Selbst am Ufer war der wolkenlose Himmel nicht zu erkennen, sodass die reißenden, eiskaltblauen Fluten nicht zum Funkeln gebracht wurden. Die Bäume waren hoch genug gewachsen, dass ihre Äste über das breite Flussbett reichten. Als würden sie sich uferüberbrückend die Hände reichen. Gäbe es hier Menschensiedlungen wäre das Flussufer gewiss gerodet gewesen, doch so konnte Rahff sich der wilden Natur erfreuen. Er hatte sich noch nie so sicher gefühlt, wie in jenen Tagen, als der tiefe Wald seinen blickdichten Mantel um ihn legte.
Nebelkralle war die ganze Zeit über munter. Was Rahff doch etwas wunderte. Der Kleine war noch sehr jung und brauchte viel Schlaf, Rahff hatte gerade erst damit aufgehört, ihm vorgekaute Nahrung zu geben, und ihm die Mäusejagd schmackhaft gemacht. Rahff übernahm in allen Bereichen die Rolle des Muttertieres, bis der Puma erwachsen war. Die Aufzucht war anstrengend, gewiss, aber ebenso vom Vorteil. Ihre Verbindung würde stark sein. Lächelnd beobachtete er, wie der Kater geduckt durch das Unterholz streifte und allem auflauerte, dass sich bewegte. Sein Jagdinstinkt erwachte.
Kaum waren sie am Fluss, beobachtete Nebelkralle mit seinen großen Augen neugierig die Fische im Wasser. Schreckte jedoch zurück, wenn ihm kalte Spritzer ins Gesicht flogen, weil er die Tatze nach einem Flussbewohner schlug. Er verstand nicht, wie sein Opfer sich wehren konnte.
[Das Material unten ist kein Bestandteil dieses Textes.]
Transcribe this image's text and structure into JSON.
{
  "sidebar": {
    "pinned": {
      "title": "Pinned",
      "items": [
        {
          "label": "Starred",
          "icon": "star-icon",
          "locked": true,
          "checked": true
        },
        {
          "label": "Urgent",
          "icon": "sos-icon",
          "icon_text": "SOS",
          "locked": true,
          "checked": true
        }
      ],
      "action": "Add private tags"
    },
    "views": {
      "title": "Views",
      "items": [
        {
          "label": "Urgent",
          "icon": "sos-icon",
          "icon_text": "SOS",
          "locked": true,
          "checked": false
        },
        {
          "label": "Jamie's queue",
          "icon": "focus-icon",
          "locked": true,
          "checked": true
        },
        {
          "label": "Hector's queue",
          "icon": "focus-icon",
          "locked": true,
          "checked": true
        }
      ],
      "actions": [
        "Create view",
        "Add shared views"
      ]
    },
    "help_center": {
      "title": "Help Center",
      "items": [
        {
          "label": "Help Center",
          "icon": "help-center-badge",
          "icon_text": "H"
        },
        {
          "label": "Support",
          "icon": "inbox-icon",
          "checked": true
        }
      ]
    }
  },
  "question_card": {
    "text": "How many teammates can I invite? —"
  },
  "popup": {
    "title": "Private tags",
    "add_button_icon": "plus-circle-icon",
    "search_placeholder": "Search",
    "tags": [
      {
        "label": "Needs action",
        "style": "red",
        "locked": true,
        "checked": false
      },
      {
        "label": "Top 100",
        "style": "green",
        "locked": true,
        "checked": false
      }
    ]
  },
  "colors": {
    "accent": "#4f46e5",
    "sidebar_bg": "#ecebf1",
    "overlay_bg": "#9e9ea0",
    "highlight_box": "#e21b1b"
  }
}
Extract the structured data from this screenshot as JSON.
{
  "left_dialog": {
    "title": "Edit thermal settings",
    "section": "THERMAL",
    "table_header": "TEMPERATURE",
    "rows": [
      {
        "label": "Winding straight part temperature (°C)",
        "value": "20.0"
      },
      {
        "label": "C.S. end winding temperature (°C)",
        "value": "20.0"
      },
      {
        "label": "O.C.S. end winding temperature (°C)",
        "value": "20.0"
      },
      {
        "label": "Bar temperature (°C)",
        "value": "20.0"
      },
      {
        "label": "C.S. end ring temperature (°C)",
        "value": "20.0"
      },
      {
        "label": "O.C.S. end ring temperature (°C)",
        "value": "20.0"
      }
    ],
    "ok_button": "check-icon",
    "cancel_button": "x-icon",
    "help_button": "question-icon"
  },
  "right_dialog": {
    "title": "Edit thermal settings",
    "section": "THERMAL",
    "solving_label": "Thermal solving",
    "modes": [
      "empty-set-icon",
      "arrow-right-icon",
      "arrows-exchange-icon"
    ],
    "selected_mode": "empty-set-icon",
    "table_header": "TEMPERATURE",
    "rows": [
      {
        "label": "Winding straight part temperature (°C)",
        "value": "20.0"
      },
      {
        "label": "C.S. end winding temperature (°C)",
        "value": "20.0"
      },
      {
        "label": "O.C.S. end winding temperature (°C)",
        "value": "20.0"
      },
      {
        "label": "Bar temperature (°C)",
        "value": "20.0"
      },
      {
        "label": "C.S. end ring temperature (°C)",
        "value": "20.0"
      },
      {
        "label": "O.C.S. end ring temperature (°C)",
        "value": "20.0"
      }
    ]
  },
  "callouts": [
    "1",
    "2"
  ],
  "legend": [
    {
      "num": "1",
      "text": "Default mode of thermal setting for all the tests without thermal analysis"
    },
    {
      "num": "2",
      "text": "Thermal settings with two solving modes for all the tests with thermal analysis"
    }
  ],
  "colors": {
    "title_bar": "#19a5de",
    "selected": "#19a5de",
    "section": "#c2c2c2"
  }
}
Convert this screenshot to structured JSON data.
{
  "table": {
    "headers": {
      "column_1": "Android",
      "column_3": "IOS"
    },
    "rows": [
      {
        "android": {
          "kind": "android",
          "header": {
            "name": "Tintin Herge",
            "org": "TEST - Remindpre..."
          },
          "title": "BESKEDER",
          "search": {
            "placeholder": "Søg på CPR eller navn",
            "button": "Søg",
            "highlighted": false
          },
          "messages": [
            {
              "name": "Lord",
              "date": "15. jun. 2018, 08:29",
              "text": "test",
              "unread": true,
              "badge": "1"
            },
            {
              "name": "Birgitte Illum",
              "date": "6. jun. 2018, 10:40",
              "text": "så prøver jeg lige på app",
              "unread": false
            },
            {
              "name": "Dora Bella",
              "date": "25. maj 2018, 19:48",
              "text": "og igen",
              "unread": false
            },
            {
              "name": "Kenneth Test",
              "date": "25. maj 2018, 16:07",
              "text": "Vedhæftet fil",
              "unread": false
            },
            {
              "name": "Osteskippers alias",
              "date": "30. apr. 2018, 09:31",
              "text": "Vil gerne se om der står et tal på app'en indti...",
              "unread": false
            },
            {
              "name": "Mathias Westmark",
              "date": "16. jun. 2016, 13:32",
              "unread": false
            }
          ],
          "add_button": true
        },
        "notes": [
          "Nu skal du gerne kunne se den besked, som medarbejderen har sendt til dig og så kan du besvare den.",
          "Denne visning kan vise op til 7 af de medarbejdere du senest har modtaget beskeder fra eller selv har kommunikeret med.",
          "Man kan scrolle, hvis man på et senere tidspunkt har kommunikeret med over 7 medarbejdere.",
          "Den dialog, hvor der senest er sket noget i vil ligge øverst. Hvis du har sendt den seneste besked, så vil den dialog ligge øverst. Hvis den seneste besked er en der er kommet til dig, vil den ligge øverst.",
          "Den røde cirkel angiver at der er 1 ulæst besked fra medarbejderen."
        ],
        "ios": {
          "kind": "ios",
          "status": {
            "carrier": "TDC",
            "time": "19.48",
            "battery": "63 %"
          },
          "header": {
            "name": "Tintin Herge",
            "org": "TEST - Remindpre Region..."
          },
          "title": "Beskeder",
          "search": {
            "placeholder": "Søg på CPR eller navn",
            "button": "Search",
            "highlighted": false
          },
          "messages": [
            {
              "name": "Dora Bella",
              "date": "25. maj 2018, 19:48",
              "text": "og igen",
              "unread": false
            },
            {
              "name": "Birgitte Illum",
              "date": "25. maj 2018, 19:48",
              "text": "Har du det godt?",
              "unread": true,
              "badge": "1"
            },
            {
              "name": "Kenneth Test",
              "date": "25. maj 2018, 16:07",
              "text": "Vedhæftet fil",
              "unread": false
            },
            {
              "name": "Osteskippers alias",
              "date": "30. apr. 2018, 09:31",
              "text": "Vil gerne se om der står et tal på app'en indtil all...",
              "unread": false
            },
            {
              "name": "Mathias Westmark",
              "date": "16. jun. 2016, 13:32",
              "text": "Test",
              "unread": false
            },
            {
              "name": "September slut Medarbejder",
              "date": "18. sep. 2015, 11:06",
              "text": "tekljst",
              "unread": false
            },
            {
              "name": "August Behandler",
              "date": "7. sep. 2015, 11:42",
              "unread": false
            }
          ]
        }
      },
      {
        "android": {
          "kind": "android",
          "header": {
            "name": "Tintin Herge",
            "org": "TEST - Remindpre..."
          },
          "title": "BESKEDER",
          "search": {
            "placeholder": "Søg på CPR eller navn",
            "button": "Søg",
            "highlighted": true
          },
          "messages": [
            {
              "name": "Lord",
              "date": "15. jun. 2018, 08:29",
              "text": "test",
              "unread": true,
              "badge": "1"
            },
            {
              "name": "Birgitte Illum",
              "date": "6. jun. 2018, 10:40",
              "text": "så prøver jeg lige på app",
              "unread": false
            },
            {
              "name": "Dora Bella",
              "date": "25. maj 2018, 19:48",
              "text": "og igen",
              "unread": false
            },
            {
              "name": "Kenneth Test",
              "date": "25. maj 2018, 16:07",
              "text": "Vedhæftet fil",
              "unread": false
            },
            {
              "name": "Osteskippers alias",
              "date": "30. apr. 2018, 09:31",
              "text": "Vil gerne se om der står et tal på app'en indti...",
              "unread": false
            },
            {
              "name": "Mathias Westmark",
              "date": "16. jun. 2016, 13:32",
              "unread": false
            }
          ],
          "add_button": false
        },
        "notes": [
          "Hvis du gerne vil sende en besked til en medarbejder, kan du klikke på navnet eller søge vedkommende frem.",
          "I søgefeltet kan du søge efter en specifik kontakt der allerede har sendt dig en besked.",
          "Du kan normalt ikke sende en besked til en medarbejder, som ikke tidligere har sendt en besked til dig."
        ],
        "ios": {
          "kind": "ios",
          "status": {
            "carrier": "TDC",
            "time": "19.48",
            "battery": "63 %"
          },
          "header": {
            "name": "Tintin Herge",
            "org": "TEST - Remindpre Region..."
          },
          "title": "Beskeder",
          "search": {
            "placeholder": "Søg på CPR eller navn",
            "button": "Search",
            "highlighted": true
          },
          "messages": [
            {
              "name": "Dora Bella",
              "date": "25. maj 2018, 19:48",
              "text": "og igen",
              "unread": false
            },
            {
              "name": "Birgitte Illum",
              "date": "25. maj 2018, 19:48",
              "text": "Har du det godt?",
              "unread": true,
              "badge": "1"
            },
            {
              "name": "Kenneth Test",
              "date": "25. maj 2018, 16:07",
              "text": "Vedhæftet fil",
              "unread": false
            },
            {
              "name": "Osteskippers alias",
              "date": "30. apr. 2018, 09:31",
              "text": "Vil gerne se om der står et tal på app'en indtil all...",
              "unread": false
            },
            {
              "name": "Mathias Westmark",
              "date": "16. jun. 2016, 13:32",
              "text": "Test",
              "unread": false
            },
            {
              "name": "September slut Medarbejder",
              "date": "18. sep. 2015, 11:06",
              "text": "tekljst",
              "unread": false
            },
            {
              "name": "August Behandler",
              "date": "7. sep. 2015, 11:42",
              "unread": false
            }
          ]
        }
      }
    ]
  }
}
»Ich bin noch nie einem Jäger begegnet.«
Rahff grinste. »Oh, er kann also doch noch sprechen!« Er sah sich über die Schulter. Desiderius trottete seit ihrem Aufbruch in Gedanken versunken hinter ihm her. Beziehungsweise, ließ er Fels hinter Schnee hertrotten. »Und ich dachte schon, es hätte dir die Sprache verschlagen!«
Die schwarzhaarige Schönheit verengte ärgerlich die jadegrünen Augen.
»Du siehst etwas grün um die Nase aus«, bemerkte Rahff. Und es war eine wirklich hübsche Nase, markant, aber nicht auffällig, mit einem Buckel eines alten Bruches. Zurzeit noch etwas geschwollen von der gestrigen Prügelei. »Geht es dir nicht gut?«
Desiderius schluckte, kalter Schweiß stand ihm auf der Stirn. »Mir geht es hervorragend!« Doch seine trüben Augen strafte seiner Worte Lüge.
Rahff ließ Schnee zurückfallen, bis er neben Desiderius her reiten konnte. Der Vagabund hing mit hängenden Schultern schlaff im Sattel, sein Körper wankte müde bei jedem Schritt hin und her, wie ein Fähnchen im Sturm.
»Also«, Desiderius wich seinem forschenden Blick aus, »wie kann ich mir das vorstellen? Hast du ihn … gezähmt?« Seine Augen wanderten zum Ufer und beobachteten Nebelkralle, der tapsig neben dem Wasser einem grellgelben Schmetterling nachjagte.
Gezähmt… Rahff verzog missbilligend das Gesicht. Er mochte dieses Wort nicht, wobei Seinesgleichen keinen anderen Begriff verwendeten. Aber es war kein Zähmen, er drängte sich dem Tier nicht auf.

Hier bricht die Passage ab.